Wenn Clan von den Selbstverletzungen versiert, geraten sie in ein wahres Gefühlschaos zwischen Hilflosigkeit, Verzweiflung, Angstgefühl oder Wut. Sie fragen sich: Welches kann ich tun? Welches soll ich vermeiden? Wie kann ich helfen? Betroffene nötig haben kein Verständnislosigkeit, sondern echtes Motivation. “Der erste Schritt, den ich empfehle, ist auf eine neutrale und möglichst nicht emotional aufgeladene Art mit der Person zu sprechen. Respektvolle Neugier ist da ein guter Weg”, ist Plener sicher. Oft wahrnehmen sich Betroffene ertappt oder nach sich ziehen Angstgefühl. Vorwürfe herbringen an dieser Stelle nichts, gleichfalls Verdichtung nicht. Es sei wichtig zu zeigen, dass man sich sorgt und zu Gunsten von die Person da ist.

Psychotherapie ist unumgänglich

Verbinden sollte man übrig professionelle Hilfsmöglichkeiten sprechen und dem Jugendlichen vermitteln, dass man sie hinauf dem Weg dorthin begleitet. “Psychotherapie ist immer Mittel der Wahl”, erklärt Plener. Die Jugendlichen bekommen durch die Gespräche kombinieren besseren Zugang zu sich selbst und zu ihren Symptomen. Molkentin ist 15, wie sie ihre erste Therapie beginnt. “Dabei wurde mir erst so richtig bewusst, dass mein Verhalten selbstverletzend ist”, erklärt Molkentin.

*Datenschutz

In welcher Regel zu tun sein Betroffene mehrere Monate hinauf ihren ersten Termin beim Psychologen warten. Damit geht wertvolle Zeit verloren. Die Suche und dasjenige Warten sind extrem stressig und kräfteraubend. Plener ist sich dieses Problems gewahr, und versucht Rechtsbehelf zu schaffen. Seither letztem Jahr läuft dasjenige “Star”-Sendung: eine Onlinetherapie zu Gunsten von Jugendliche mit selbstverletzendem Verhalten, mit welcher ein niedrigschwelliger Zugang zu professioneller Hilfe ermöglicht werden soll. Bislang greifen jedoch erst wenige Jugendliche hinauf dasjenige Angebot zurück. In Ländern wie Großbritannien, Schweden und den Niederlanden werden Onlinetherapien schon völlig selbstverständlich eingesetzt, nachdem in zahlreichen Studien deren Wirksamkeit nachgewiesen wurde.

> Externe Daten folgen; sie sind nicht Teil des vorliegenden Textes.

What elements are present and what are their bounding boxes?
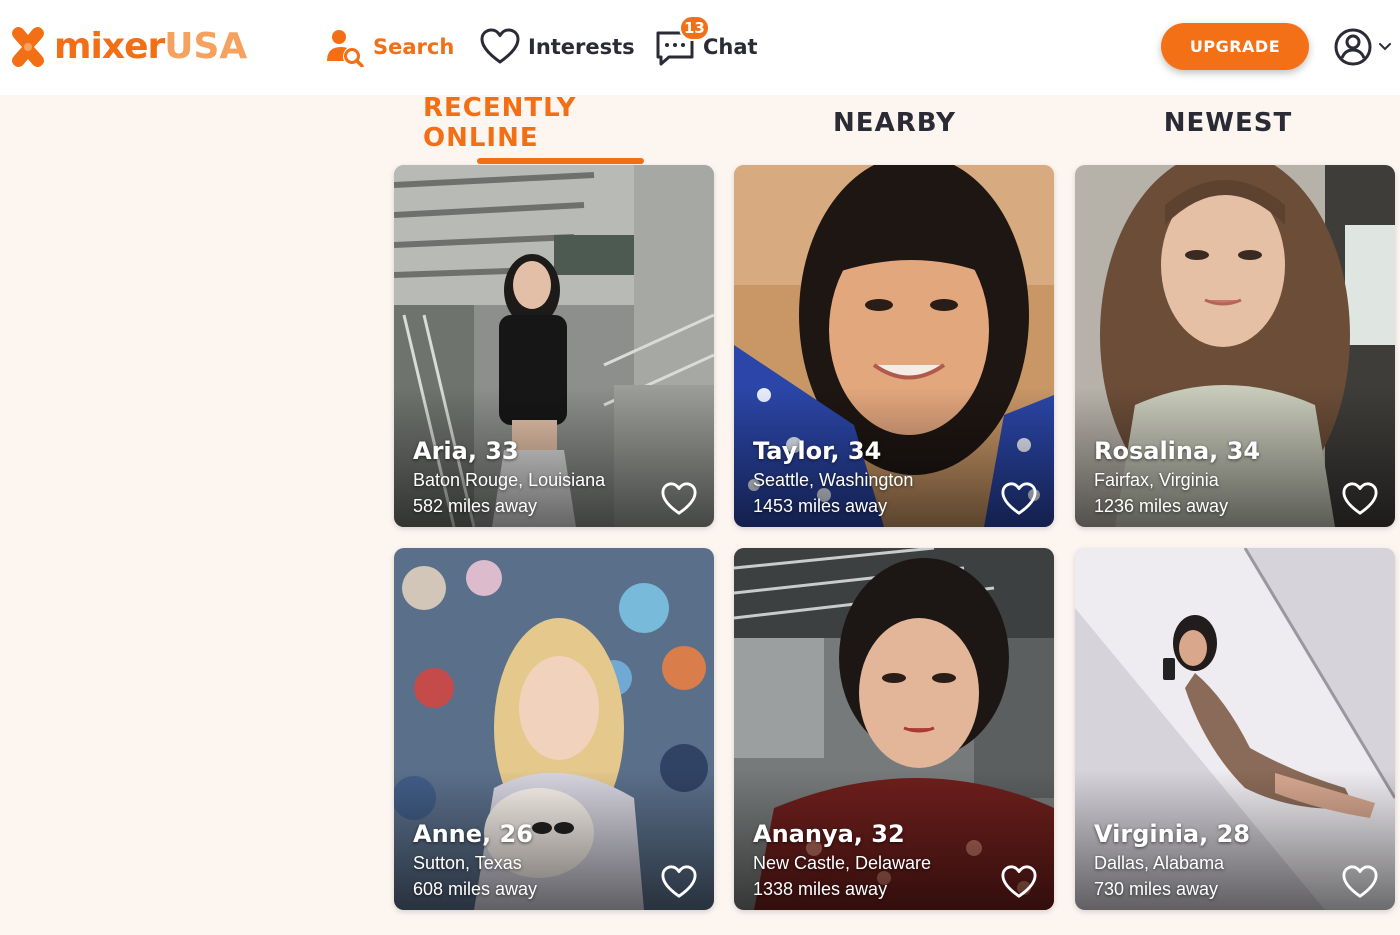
upgrade-button[interactable]: UPGRADE (1161, 23, 1309, 70)
profile-card[interactable]: Aria, 33 Baton Rouge, Louisiana 582 mile… (394, 165, 714, 527)
nav-interests[interactable]: Interests (480, 26, 635, 68)
like-heart-icon[interactable] (660, 864, 698, 900)
like-heart-icon[interactable] (1341, 481, 1379, 517)
chat-unread-badge: 13 (679, 15, 710, 41)
brand-wordmark: mixerUSA (54, 29, 247, 65)
profile-location: Seattle, Washington (753, 470, 914, 490)
profile-location: Fairfax, Virginia (1094, 470, 1219, 490)
profile-name: Taylor, 34 (753, 437, 882, 465)
profile-name: Ananya, 32 (753, 820, 905, 848)
brand-logo[interactable]: mixerUSA (8, 24, 247, 70)
profile-name: Anne, 26 (413, 820, 533, 848)
x-mark-logo-icon (12, 27, 44, 67)
nav-chat[interactable]: 13 Chat (655, 15, 758, 68)
profile-distance: 1453 miles away (753, 496, 888, 516)
profile-distance: 1338 miles away (753, 879, 888, 899)
profile-distance: 1236 miles away (1094, 496, 1229, 516)
profile-card[interactable]: Ananya, 32 New Castle, Delaware 1338 mil… (734, 548, 1054, 910)
profile-distance: 582 miles away (413, 496, 538, 516)
heart-outline-icon (480, 28, 520, 64)
profile-card[interactable]: Anne, 26 Sutton, Texas 608 miles away (394, 548, 714, 910)
tab-nearby[interactable]: NEARBY (773, 101, 1016, 145)
user-search-icon (327, 30, 364, 67)
profile-location: Dallas, Alabama (1094, 853, 1225, 873)
nav-chat-label: Chat (703, 35, 758, 59)
top-header: mixerUSA Search Interests 13 Chat UPGRAD (0, 0, 1400, 95)
profile-name: Rosalina, 34 (1094, 437, 1261, 465)
nav-search[interactable]: Search (325, 26, 454, 68)
profile-card[interactable]: Taylor, 34 Seattle, Washington 1453 mile… (734, 165, 1054, 527)
account-menu[interactable] (1333, 27, 1395, 67)
tab-newest[interactable]: NEWEST (1113, 101, 1343, 145)
user-circle-icon (1334, 28, 1372, 66)
tab-recently-online[interactable]: RECENTLY ONLINE (423, 93, 698, 153)
profile-card[interactable]: Virginia, 28 Dallas, Alabama 730 miles a… (1075, 548, 1395, 910)
like-heart-icon[interactable] (1000, 864, 1038, 900)
profile-location: Sutton, Texas (413, 853, 522, 873)
profile-name: Aria, 33 (413, 437, 519, 465)
profile-distance: 608 miles away (413, 879, 538, 899)
chat-icon-wrapper: 13 (655, 15, 710, 67)
nav-search-label: Search (373, 35, 455, 59)
active-tab-indicator (477, 158, 644, 164)
brand-suffix: USA (164, 26, 248, 67)
nav-interests-label: Interests (528, 35, 635, 59)
chevron-down-icon (1379, 43, 1391, 51)
like-heart-icon[interactable] (1000, 481, 1038, 517)
like-heart-icon[interactable] (660, 481, 698, 517)
browse-tabs: RECENTLY ONLINE NEARBY NEWEST (393, 93, 1400, 165)
profile-card[interactable]: Rosalina, 34 Fairfax, Virginia 1236 mile… (1075, 165, 1395, 527)
profile-location: New Castle, Delaware (753, 853, 932, 873)
brand-name: mixer (54, 26, 165, 67)
profile-name: Virginia, 28 (1094, 820, 1250, 848)
profile-location: Baton Rouge, Louisiana (413, 470, 606, 490)
profile-distance: 730 miles away (1094, 879, 1219, 899)
like-heart-icon[interactable] (1341, 864, 1379, 900)
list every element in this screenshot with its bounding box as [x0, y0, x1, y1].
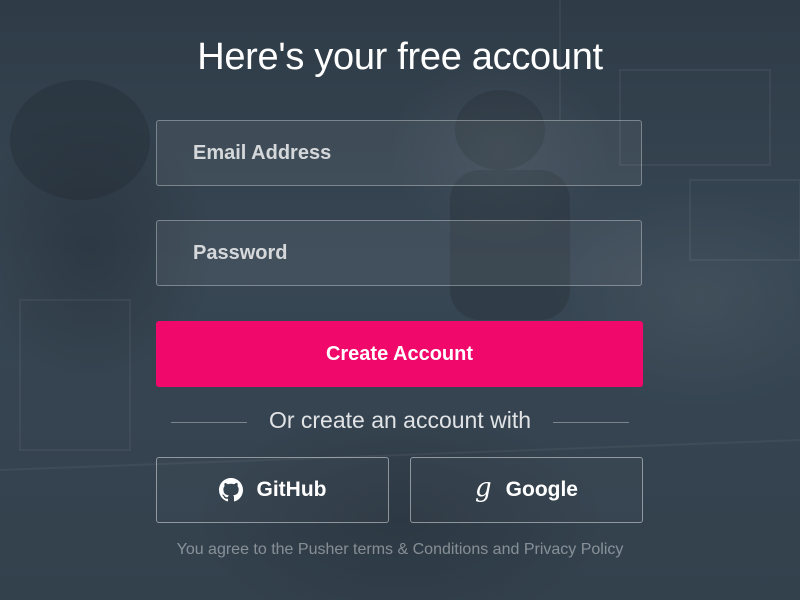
divider-line-left: [171, 422, 247, 423]
terms-link[interactable]: terms & Conditions: [353, 541, 488, 558]
github-label: GitHub: [256, 478, 327, 501]
privacy-policy-link[interactable]: Privacy Policy: [524, 541, 624, 558]
terms-notice: You agree to the Pusher terms & Conditio…: [0, 541, 800, 559]
background-scene: [0, 0, 800, 471]
google-signup-button[interactable]: g Google: [410, 457, 643, 523]
create-account-button[interactable]: Create Account: [156, 321, 643, 387]
google-g-icon: g: [475, 473, 492, 503]
email-field[interactable]: [156, 120, 642, 186]
github-signup-button[interactable]: GitHub: [156, 457, 389, 523]
terms-conjunction: and: [488, 541, 524, 558]
password-field[interactable]: [156, 220, 642, 286]
terms-prefix: You agree to the Pusher: [176, 541, 354, 558]
github-icon: [218, 478, 243, 502]
divider-text: Or create an account with: [268, 407, 532, 433]
google-label: Google: [505, 478, 578, 501]
divider-line-right: [553, 422, 629, 423]
background-photo: [0, 0, 800, 600]
page-title: Here's your free account: [197, 36, 603, 78]
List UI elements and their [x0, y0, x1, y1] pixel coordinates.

Genauso Molkentin wird jetzt erneut professionelle Hilfe in Anspruch nehmen. In einer Tagesklinik möchte sie lernen, sich wieder selbst zu respektieren und ihren Routine genießen zu können. “Ich gehe sehr reif mit meinen Symptomen um und versuche, mein eigenes Verhalten zu reflektieren, um nicht wieder die Kontrolle zu verlieren.”